かけらを集める(仮)。

日記/旅行記+メモ帳+備忘録、みたいなものです。

「鈴木其一 江戸琳派の旗手」[2回目](サントリー美術館)

  • 4回ぐらい行くつもりでいたのだが、全然ダメで、結局、この2回目も会期末間際という体たらく。

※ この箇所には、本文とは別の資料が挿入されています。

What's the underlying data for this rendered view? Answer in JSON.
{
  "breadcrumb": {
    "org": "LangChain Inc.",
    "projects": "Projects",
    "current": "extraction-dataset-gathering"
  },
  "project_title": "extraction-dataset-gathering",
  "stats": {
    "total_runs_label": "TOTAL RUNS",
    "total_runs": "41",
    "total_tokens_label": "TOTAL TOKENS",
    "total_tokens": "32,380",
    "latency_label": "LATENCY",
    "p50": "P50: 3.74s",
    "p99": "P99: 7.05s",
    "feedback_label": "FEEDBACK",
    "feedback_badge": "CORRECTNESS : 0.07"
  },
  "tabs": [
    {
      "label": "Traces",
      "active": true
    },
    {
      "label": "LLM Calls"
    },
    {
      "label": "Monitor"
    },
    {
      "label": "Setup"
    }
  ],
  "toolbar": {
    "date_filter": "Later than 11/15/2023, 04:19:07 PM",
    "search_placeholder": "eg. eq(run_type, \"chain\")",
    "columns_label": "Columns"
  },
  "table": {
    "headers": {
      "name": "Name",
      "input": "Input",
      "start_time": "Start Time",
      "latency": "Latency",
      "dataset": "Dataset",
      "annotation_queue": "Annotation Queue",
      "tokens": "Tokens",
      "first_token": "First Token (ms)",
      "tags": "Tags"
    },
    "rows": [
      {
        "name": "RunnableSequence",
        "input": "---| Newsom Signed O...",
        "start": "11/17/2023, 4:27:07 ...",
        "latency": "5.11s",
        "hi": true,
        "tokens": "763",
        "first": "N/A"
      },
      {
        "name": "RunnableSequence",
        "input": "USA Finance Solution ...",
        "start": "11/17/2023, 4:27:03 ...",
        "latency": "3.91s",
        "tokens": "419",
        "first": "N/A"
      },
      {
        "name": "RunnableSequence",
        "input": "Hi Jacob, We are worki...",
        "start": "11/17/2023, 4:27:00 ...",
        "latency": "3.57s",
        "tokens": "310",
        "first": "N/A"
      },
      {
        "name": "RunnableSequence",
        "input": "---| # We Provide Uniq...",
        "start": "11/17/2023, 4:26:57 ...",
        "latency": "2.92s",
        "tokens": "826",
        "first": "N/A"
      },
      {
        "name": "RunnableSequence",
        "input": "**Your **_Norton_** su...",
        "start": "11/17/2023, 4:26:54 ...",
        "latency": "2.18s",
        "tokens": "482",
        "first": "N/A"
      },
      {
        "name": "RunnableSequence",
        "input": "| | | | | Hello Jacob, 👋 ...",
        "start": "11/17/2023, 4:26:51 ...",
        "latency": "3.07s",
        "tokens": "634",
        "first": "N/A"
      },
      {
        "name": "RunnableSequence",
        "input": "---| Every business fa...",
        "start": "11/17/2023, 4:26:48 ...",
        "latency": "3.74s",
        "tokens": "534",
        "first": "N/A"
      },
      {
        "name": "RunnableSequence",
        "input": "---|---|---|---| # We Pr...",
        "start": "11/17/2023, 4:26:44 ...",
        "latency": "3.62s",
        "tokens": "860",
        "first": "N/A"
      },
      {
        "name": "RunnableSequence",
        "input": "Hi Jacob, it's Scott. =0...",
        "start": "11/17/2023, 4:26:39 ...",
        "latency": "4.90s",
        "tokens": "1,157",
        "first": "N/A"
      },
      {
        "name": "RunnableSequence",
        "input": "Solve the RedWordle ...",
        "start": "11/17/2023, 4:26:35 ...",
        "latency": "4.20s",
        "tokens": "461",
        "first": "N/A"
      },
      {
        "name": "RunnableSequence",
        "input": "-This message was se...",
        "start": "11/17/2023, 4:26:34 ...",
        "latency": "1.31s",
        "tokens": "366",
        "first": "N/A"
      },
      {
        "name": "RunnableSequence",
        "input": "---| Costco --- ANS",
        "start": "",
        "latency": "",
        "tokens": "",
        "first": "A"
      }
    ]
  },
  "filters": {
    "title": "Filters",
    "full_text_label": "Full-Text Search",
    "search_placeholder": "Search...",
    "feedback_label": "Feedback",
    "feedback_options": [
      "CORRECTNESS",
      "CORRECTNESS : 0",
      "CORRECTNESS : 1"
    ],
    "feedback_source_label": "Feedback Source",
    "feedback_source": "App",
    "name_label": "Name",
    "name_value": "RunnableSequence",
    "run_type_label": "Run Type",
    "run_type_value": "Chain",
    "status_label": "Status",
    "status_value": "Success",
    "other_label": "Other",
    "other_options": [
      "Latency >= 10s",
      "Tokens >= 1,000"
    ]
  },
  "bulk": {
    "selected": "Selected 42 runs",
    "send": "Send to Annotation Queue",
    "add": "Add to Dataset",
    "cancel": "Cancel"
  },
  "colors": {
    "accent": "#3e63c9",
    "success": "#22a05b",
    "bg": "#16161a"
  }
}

会期末ということで、会場も多少混雑、といっても、若冲・蕪村展のように入場制限が出るところまでは行っていなかったが(図録買う際のレジ待ちの行列はあった)。
  • オレ的には、其一作品を題材別・モチーフ別に包括的・大規模に紹介した点は大いに評価したいが、その一方で退屈な其一の部分も広がってしまったわけで...まあ、それでも未見・新発見の其一作品や海外から、特にメトロポリタン美術館から来ていた作品が観られたのはうれしかったところ。
  • 根津美の《夏秋渓流図屏風》の緑青で塗られた土坡のフラットさ、当初は金箔と等質な感じだったのだろうが、金箔が部分的に黒ずんでニュアンスが出てきたのに対し、フラットを保った緑の異様な感じ、がおもしろい。と改めて。渓流の青も、金がなければ流動感がでないな、とか。
  • 東京富士美の《風神雷神図襖》の黒雲の湿潤な滲みの面白さ、一方の風神雷神の確固とした輪郭によるむっちりとした存在感とか。これ、同じ絹地にどうやって(どういう順番で)描いているのかな?
  • が、メトロポリタンの《朝顔図屏風》はいまいちぐっと来なかったのはなぜ?
  • 個人とファインバーグコレクションの2件出ていた《松島図小襖》がいかにも19世紀的マニエリズムが横溢。永岳、さらには山雪を連想するなど。
  • 退屈凡庸な作品はとことん退屈凡庸で、奇想、あるいは執拗な異次元を醸す作品はとことん変で奇異という...このあたりが師匠と違うところか。美意識の違い、ということ。
  • 扇面が出ていただけだが、松本交山という絵師がちょっと気になる。対象をクローズアップし、画面がはみ出すほど大きく描いた上に、地の部分をフラットに塗り込める。たとえば、赤とかに。もう少しこの交山の絵を観たいなと(ググっが限りはあまりぱっとしなかったが)。